S&P Global, the well-known ratings agency, has made a significant shift in its assessment of credit quality by discontinuing the use of alphanumeric ESG scores. This decision comes amidst a growing backlash against environmental, social, and governance (ESG) investing.
In a statement issued on Friday, S&P Global announced that it would no longer release new ESG credit "indicators" or update existing ones. Instead, the firm believes that the narrative paragraphs in its credit rating reports are more effective in explaining the impact of ESG factors on credit analysis.
Since 2021, S&P has been using alphanumeric ESG credit indicators. However, it is important to note that these indicators do not represent sustainability ratings or an assessment of an entity's ESG performance. Rather, they serve as a tool to illustrate and summarize the relevance of ESG credit factors in S&P's rating analysis.
Despite discontinuing these indicators, S&P Global Ratings remains committed to maintaining transparency regarding the influence of ESG factors on their assessment of creditworthiness, as stated in their official statement.
ESG investing has faced increasing scrutiny over the past year, with conservative lawmakers and attorneys general claiming that non-financial considerations such as environmental and social issues can negatively impact investor returns.
In fact, earlier this year, Florida Governor Ron DeSantis signed a bill into law that limits the consideration of ESG factors in various investing contexts. The law specifically prohibits state and local entities from entering into contracts with rating agencies whose ESG scores could potentially have a detrimental effect on the issuer's bond ratings.
Andrew Poreda, a senior ESG research analyst at Sage Advisory, believes that S&P's decision to discontinue ESG credit indicators may be politically motivated. If S&P truly believed that these scores were not beneficial, they would have ceased their other ESG rating offerings as well, as stated in an email response.
In conclusion, S&P Global's shift away from alphanumeric ESG credit scores demonstrates their commitment to adapting their credit analysis methodology in response to the evolving landscape of ESG investing. By emphasizing the importance of narrative explanations in credit rating reports, S&P aims to provide a more comprehensive understanding of how ESG factors influence their assessment of creditworthiness.
ESG Credit Indicators: A Shift in the Market
In a recent development, S&P Global has made the decision to discontinue the publication of ESG credit indicators. While some suspect political influences, the company maintains that this move is purely an independent and analytical decision.
Despite this change, S&P Global's subsidiary, Sustainable1, will continue to offer its ESG Rating product. This ensures that clients still have access to valuable ESG information.
It's worth noting that other credit ratings firms may also face similar pressures. However, Fitch Ratings is standing firm on its commitment to include ESG scores in its credit ratings. According to Richard Hunter, Fitch's Chief Credit Officer, this numeric score effectively captures rating changes influenced by specific factors.
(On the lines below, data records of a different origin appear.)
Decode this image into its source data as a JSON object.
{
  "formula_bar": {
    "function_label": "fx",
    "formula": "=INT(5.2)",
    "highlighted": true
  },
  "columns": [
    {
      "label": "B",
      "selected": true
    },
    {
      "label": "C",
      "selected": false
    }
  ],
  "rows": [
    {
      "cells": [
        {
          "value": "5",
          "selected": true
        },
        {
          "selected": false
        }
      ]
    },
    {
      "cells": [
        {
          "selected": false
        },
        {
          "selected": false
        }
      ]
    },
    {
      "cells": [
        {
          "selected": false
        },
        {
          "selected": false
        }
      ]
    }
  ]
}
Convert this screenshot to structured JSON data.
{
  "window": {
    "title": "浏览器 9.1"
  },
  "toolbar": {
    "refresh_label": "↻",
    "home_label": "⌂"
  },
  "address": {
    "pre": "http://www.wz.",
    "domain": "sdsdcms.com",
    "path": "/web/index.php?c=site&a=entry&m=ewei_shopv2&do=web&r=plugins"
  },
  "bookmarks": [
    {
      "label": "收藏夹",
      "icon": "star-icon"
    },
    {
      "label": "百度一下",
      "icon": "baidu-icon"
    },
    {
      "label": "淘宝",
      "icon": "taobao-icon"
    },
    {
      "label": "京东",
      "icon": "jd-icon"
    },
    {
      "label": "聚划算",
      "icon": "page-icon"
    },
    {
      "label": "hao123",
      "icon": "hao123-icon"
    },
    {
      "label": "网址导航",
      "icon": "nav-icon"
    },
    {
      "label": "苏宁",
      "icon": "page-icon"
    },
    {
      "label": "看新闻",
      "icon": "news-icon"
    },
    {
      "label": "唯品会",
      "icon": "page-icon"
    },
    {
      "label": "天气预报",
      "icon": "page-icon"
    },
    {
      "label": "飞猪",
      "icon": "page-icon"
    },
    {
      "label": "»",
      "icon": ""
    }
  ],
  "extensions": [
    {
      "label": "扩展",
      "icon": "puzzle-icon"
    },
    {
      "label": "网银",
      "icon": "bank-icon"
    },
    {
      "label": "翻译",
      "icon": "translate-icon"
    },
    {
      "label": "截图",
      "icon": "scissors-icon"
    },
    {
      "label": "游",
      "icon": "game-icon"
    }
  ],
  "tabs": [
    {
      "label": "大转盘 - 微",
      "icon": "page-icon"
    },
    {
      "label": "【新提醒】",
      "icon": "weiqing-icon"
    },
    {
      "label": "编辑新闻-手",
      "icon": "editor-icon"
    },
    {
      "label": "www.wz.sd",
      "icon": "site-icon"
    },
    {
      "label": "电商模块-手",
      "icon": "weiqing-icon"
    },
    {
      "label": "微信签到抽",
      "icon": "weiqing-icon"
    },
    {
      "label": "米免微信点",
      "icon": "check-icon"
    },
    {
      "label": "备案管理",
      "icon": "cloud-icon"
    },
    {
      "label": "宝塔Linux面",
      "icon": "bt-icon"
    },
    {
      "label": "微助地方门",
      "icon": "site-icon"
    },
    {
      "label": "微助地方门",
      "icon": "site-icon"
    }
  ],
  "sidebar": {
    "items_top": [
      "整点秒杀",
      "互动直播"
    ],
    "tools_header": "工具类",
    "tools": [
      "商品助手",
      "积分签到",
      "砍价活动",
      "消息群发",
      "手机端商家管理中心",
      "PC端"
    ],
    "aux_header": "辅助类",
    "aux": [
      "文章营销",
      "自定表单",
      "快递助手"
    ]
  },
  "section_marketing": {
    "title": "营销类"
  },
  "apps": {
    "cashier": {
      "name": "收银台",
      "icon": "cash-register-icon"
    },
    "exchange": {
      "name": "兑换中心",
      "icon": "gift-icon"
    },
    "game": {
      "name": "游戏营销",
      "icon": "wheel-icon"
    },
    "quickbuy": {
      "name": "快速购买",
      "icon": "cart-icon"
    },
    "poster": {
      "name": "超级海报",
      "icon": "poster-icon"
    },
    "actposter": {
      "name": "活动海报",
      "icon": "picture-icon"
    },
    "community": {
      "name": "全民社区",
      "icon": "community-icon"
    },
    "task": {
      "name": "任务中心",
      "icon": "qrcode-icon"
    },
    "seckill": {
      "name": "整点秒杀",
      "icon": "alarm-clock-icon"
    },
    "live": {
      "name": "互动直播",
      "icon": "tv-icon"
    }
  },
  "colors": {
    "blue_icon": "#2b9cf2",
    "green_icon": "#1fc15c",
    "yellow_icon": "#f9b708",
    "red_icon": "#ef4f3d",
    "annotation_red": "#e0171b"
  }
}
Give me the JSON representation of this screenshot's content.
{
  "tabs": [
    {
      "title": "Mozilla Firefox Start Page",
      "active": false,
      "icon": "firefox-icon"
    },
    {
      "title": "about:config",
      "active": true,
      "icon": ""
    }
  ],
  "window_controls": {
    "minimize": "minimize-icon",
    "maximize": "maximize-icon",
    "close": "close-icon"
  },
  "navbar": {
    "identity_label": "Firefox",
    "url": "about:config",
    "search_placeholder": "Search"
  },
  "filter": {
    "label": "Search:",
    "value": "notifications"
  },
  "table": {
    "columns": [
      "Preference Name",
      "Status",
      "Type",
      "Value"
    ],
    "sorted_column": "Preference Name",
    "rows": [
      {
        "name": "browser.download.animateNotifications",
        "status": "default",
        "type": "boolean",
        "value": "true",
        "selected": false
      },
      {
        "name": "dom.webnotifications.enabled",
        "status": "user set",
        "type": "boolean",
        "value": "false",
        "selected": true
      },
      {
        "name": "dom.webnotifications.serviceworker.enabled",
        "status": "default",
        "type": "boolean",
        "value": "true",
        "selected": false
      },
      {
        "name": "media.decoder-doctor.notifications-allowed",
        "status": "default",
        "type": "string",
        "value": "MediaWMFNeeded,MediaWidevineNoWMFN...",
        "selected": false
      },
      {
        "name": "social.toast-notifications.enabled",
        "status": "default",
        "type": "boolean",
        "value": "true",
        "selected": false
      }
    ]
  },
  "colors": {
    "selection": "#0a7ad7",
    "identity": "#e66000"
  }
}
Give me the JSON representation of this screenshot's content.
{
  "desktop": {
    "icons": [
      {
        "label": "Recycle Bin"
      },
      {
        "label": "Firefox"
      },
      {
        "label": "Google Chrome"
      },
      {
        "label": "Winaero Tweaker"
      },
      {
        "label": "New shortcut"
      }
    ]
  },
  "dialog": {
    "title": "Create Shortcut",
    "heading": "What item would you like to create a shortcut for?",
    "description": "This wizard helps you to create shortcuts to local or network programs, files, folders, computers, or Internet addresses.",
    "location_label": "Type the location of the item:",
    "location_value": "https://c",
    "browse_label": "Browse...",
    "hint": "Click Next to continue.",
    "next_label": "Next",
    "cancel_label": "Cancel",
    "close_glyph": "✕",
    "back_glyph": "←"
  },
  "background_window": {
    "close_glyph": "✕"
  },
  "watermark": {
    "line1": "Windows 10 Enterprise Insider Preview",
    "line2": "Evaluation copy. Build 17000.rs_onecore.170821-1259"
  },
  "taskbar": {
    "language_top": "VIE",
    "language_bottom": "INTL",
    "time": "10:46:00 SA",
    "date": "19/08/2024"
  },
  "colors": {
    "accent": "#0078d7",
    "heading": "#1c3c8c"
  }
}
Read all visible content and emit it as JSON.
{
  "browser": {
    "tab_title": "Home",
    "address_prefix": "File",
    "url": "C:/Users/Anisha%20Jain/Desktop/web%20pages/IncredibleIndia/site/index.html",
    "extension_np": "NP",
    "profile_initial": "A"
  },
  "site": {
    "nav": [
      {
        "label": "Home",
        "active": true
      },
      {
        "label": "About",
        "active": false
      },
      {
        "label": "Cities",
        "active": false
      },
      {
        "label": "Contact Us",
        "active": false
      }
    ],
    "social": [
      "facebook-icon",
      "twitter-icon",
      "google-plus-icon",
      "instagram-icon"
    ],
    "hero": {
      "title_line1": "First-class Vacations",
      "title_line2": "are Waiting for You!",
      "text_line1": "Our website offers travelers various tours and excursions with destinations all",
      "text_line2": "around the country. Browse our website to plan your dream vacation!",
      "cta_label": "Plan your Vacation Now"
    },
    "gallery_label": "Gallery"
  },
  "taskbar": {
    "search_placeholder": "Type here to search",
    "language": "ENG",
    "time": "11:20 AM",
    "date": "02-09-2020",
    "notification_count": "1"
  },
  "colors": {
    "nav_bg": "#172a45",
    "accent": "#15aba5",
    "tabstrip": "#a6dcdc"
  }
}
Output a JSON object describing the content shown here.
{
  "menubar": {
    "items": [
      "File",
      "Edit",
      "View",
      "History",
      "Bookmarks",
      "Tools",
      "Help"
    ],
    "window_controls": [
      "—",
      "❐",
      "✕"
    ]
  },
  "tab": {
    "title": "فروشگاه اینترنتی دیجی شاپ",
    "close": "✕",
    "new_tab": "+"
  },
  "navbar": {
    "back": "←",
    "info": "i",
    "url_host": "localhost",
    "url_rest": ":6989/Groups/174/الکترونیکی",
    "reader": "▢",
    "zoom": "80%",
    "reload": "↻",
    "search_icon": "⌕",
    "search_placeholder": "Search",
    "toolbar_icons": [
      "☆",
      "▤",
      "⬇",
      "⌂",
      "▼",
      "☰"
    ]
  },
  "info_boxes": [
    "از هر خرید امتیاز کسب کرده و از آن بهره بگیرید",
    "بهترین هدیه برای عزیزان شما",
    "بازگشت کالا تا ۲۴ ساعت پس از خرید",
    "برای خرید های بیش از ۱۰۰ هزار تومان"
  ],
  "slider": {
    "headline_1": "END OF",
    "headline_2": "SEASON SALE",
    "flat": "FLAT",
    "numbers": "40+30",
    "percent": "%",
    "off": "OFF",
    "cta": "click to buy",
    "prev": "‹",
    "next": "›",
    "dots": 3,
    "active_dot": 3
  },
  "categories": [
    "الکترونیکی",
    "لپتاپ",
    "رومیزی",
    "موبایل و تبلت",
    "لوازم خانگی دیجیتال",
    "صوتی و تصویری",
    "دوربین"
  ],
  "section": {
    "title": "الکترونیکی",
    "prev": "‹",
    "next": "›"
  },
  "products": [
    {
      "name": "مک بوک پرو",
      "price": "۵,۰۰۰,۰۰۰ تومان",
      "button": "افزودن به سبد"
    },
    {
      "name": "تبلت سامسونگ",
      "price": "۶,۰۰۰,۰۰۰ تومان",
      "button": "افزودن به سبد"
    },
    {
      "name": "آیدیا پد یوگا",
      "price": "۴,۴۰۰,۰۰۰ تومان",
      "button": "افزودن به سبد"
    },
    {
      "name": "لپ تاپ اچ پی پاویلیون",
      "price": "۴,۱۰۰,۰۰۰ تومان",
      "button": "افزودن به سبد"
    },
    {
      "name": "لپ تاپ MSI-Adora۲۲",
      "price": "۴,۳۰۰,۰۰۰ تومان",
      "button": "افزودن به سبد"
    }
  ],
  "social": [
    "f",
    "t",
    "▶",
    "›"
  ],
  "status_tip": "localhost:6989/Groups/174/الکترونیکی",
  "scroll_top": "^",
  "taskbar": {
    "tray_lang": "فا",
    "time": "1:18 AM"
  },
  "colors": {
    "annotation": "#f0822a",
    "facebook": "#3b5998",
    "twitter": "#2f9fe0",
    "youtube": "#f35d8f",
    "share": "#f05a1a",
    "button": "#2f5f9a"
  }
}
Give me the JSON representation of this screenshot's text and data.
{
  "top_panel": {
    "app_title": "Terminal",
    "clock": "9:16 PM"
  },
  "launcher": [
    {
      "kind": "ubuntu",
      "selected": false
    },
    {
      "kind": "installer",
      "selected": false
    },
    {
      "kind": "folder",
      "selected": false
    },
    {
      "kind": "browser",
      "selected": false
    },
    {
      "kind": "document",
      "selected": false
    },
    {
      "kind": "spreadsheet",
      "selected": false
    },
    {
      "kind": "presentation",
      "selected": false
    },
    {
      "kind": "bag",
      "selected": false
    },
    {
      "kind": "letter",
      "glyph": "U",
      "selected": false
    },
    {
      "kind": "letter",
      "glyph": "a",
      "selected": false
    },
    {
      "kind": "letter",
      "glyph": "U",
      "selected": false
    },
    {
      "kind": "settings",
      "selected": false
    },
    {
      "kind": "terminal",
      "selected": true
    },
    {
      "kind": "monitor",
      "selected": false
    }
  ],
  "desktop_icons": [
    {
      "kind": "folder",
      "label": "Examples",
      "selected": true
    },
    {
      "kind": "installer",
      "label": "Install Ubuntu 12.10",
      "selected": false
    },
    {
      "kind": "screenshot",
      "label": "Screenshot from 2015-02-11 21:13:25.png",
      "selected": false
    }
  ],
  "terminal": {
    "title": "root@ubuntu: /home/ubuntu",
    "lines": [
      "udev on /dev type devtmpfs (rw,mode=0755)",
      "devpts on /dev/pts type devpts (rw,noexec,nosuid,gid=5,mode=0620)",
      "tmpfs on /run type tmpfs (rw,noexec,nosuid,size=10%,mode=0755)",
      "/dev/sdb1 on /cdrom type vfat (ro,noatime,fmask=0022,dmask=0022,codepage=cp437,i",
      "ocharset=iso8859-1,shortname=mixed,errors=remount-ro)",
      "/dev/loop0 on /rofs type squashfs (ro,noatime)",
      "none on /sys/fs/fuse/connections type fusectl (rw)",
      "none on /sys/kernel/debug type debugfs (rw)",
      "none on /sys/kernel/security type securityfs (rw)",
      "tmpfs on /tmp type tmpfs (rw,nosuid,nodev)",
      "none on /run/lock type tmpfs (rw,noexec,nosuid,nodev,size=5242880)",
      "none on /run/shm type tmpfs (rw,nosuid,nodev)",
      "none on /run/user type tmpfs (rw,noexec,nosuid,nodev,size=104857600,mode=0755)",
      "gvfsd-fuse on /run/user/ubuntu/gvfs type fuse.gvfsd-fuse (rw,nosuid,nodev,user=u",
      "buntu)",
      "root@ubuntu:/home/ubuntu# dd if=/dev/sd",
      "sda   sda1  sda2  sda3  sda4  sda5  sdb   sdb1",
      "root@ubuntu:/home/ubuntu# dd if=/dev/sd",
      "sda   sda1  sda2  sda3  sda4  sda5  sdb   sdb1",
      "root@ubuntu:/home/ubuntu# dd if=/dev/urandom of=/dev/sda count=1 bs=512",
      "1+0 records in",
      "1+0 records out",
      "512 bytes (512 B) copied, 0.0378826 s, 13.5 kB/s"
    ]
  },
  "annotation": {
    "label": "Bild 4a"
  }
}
Fitch believes that relying solely on textual disclosures is insufficient for investors who monitor a large portfolio of issuers and bonds. They consider a numeric score to be a more practical solution.
Addressing the impact of Florida's anti-ESG bill, a Fitch spokesperson clarifies that ESG Relevance Scores that they assign are not meant to radically alter their rating methodology. Instead, they serve as observations based on existing criteria.
Moody's Investors Service takes a similar approach. The firm incorporates all risks, including those related to ESG, into their credit ratings whenever they are considered material. Additionally, Moody's publishes ESG scores on a one to five scale.
DBRS Morningstar asserts its commitment to continue evaluating and incorporating ESG risks into their credit ratings assessments. Unfortunately, MSCI, another major provider of financial indexes and ESG ratings, did not provide comment on this matter.
Overall, the discontinuation of S&P Global's ESG credit indicators marks a significant shift in the market. While some firms remain steadfast in their inclusion of ESG scores, the future of such metrics in credit ratings remains uncertain.